Godoy Cruz de Mendoza (26) se convirtió en una agradable sorpresa con su propuesta futbolística ofensiva tanto de local como visitante y no debió haber sufrido tanto para permanecer en primera.
Rosario Central (25) dilapidó muchos puntos al inicio del torneo, que de acuerdo a su posterior rendimiento hubieran evitado que tenga que disputar la promoción para permanece en primera división ante Belgrano de Córdoba.
San Lorenzo (24) tuvo un campeonato de transición marcado por su fracaso en la Copa Libertadores, y a pesar de contar con un muy buen plantel nunca apareció el equipo que había llegado al triangular final en el torneo anterior,la llegada de Diego Simeone promete aires de cambio en los azulgranas.
Boca Juniors (22) acusó el impacto físico del torneo anterior y el bajo rendimiento de su conductor Riquelme y se vió sorprendido al quedar eliminado en octavos de final de la Copa Libertadores.

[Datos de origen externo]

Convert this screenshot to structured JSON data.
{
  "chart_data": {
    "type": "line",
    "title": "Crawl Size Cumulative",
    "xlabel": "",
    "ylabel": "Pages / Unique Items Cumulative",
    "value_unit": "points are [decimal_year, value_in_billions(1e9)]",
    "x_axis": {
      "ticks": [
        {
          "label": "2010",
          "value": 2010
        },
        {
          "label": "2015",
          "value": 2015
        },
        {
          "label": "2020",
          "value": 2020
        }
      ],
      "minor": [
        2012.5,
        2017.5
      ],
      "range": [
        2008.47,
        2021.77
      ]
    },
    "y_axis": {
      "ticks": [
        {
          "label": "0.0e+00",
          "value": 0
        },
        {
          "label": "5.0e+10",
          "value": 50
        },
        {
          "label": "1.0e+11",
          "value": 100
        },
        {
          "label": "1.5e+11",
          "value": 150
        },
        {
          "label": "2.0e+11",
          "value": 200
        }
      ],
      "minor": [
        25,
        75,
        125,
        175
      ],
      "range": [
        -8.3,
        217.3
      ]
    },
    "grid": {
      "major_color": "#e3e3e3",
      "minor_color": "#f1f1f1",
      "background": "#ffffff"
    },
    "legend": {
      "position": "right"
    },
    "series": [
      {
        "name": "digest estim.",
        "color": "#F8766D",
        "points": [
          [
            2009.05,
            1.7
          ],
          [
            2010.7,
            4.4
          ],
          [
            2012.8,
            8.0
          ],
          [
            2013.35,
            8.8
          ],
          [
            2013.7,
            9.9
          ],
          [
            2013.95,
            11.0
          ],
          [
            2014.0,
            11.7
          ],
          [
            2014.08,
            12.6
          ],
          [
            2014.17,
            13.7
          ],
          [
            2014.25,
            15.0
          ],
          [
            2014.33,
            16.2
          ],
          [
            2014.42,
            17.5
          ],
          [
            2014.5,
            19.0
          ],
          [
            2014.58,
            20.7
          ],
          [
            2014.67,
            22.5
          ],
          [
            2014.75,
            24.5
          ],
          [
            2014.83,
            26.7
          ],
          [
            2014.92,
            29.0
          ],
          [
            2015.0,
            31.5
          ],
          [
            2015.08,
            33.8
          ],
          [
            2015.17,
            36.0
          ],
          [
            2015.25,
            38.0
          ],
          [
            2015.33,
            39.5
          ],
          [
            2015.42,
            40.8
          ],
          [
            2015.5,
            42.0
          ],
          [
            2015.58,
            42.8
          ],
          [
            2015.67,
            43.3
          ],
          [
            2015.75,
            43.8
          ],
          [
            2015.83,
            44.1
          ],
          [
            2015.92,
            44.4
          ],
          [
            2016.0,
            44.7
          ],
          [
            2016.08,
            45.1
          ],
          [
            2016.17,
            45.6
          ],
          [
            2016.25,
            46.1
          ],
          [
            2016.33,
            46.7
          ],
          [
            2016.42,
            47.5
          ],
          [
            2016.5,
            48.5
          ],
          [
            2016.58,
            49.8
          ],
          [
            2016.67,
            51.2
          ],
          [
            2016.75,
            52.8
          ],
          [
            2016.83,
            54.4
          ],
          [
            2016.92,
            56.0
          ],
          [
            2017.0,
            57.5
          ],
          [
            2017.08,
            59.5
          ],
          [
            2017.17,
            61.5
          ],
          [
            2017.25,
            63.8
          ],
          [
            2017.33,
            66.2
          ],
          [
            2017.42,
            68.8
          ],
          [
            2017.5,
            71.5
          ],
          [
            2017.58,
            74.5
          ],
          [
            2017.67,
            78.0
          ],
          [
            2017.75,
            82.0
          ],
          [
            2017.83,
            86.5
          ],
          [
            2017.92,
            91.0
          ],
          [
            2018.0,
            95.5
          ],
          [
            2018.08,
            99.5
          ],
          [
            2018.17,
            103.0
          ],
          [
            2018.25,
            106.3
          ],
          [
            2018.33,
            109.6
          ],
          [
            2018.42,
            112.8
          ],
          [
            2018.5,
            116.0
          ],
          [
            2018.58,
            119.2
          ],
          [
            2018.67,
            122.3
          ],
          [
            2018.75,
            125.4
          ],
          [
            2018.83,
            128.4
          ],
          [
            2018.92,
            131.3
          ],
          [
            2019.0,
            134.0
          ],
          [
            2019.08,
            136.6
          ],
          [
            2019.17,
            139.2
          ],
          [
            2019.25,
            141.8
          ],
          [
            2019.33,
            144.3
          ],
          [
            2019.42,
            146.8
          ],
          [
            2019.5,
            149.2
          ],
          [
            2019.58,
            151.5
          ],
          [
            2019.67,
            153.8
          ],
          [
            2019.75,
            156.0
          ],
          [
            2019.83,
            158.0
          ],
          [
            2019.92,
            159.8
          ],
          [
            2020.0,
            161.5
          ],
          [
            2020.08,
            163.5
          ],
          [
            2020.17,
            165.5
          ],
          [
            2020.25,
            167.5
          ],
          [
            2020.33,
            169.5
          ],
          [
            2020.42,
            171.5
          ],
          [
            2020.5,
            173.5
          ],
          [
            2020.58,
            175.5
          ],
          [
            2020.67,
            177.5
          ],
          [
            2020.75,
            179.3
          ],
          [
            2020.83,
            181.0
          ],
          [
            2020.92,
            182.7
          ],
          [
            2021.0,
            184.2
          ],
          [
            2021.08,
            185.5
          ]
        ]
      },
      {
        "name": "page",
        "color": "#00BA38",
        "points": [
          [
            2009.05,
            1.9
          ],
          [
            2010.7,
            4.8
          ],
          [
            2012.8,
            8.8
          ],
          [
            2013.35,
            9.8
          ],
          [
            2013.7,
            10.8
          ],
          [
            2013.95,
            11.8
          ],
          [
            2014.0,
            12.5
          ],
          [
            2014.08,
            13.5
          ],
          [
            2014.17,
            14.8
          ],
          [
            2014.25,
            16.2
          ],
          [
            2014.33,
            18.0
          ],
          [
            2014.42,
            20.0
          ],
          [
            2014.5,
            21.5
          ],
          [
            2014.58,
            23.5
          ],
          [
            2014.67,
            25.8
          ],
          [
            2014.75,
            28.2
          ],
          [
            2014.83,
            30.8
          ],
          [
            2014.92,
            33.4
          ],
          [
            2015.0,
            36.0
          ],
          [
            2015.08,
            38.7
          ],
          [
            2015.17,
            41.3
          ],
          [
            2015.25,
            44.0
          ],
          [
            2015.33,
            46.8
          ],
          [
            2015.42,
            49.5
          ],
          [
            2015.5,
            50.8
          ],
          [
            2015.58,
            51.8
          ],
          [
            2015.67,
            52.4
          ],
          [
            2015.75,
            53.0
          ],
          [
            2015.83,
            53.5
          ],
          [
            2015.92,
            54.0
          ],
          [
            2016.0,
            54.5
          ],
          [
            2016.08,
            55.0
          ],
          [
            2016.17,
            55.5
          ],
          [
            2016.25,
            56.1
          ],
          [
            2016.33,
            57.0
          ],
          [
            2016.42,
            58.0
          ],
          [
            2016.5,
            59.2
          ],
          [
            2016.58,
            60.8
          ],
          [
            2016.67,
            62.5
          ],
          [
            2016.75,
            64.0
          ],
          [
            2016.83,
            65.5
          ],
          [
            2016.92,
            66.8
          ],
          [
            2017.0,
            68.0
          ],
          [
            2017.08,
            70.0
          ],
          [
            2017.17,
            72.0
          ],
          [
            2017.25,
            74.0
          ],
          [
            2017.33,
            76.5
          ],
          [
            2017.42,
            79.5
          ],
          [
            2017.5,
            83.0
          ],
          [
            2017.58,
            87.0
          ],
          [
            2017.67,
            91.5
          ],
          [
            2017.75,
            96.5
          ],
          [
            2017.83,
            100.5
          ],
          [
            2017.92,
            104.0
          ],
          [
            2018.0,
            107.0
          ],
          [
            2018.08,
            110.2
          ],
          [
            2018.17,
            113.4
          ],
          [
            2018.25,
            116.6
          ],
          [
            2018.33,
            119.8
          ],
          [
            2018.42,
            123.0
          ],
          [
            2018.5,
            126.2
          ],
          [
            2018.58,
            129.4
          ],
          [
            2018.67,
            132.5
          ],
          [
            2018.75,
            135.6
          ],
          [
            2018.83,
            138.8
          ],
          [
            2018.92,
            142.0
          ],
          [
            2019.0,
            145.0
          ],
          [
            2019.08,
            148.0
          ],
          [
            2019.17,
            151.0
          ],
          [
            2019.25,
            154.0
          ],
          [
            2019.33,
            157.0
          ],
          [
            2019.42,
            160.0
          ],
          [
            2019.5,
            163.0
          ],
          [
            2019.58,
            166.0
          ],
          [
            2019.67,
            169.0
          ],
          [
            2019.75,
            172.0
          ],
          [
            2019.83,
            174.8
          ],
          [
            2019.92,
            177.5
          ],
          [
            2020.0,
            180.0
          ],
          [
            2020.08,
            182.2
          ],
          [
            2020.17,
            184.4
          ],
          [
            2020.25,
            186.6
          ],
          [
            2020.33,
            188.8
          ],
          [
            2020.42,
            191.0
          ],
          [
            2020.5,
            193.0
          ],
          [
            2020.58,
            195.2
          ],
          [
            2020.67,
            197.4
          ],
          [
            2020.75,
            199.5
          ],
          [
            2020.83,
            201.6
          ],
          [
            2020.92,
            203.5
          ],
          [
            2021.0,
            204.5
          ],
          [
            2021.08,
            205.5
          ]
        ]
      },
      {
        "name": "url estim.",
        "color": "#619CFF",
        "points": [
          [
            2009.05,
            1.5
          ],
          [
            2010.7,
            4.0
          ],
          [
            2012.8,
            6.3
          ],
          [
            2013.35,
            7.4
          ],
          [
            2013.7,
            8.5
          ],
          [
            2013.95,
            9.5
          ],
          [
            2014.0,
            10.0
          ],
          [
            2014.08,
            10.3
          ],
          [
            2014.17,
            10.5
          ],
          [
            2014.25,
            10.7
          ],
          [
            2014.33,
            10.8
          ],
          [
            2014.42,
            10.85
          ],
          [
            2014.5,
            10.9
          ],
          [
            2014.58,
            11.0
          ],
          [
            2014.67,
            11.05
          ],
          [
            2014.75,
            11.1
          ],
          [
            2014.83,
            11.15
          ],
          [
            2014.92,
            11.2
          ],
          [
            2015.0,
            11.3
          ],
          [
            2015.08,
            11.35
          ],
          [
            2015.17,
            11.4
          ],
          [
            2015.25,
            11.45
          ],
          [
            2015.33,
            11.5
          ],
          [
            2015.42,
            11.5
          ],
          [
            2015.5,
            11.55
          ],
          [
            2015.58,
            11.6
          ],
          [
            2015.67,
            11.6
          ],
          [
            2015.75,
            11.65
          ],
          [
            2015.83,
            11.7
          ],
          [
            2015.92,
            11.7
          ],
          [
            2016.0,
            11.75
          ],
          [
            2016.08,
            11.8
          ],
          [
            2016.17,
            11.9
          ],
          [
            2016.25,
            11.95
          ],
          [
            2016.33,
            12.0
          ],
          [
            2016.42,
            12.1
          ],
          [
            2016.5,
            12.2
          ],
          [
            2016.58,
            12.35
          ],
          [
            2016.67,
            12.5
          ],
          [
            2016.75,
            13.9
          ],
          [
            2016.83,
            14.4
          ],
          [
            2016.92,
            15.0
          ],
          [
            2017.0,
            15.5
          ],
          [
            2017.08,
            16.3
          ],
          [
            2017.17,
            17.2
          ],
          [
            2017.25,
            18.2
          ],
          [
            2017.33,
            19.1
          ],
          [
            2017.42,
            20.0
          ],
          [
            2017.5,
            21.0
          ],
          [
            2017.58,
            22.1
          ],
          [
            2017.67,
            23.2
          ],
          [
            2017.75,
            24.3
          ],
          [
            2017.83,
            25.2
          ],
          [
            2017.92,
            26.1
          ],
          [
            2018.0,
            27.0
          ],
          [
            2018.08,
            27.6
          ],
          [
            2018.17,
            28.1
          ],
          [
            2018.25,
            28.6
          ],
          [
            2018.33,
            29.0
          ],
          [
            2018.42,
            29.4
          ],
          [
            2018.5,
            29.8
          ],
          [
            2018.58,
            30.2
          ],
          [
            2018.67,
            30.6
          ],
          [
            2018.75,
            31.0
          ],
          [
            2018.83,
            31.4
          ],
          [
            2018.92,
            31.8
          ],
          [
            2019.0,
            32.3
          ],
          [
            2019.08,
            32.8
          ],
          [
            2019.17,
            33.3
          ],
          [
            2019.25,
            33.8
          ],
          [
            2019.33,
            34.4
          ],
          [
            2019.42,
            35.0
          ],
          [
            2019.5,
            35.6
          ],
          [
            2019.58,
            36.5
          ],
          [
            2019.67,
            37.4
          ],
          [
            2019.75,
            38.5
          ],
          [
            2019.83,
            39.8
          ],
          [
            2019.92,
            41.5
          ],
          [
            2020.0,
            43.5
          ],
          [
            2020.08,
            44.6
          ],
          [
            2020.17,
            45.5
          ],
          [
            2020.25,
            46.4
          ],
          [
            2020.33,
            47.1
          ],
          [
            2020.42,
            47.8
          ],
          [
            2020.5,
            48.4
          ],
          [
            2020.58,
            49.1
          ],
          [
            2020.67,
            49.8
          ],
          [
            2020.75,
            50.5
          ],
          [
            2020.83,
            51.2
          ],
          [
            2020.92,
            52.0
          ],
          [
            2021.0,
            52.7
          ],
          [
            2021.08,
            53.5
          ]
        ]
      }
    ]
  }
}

Ese fracasio y la baja performance durante el torneo motivaron e despido del técnico Carlos Ischia. Alfio Basile tomará nuevamente las riendas del equipo a partir del próximo apertura con la promesa de recuperar los laureles.
Independiente (21) cumplió durante el pasado torneo una paupérrima actuación sufirndo varias goleadas y sin encontrar nunca el rumbo futbolístico. Ni siquiera la llegada de Américo Rubén Gallego a la dirección técnica pudo cambiar la historia. Se avecina una gran “limpieza” de jugadores que el técnico considera prescindibles y hoy solamente Daniel Montenegro puede considerarse intocable.
Gimnasia de Jujuy (17) y San Martín de Tucumán (20) descendieron al Nacional “B” tras no poder superar los promedios De Gimnasia y Esgrima (La Plata) y Rosario Central.
Este ha sido pues el resumen integral de un torneo apasionante como pocos en el cual cabe destacar como figuras además de los antes mencionados a Otamendi y Zapata de Vélez, el interminable Verón y el arquero Andújar en Estudiantes, el goleador Fuertes de Colón.
Esperemos que el próximo torneo apertura que comienza en Agosto tanpoco nos defraude.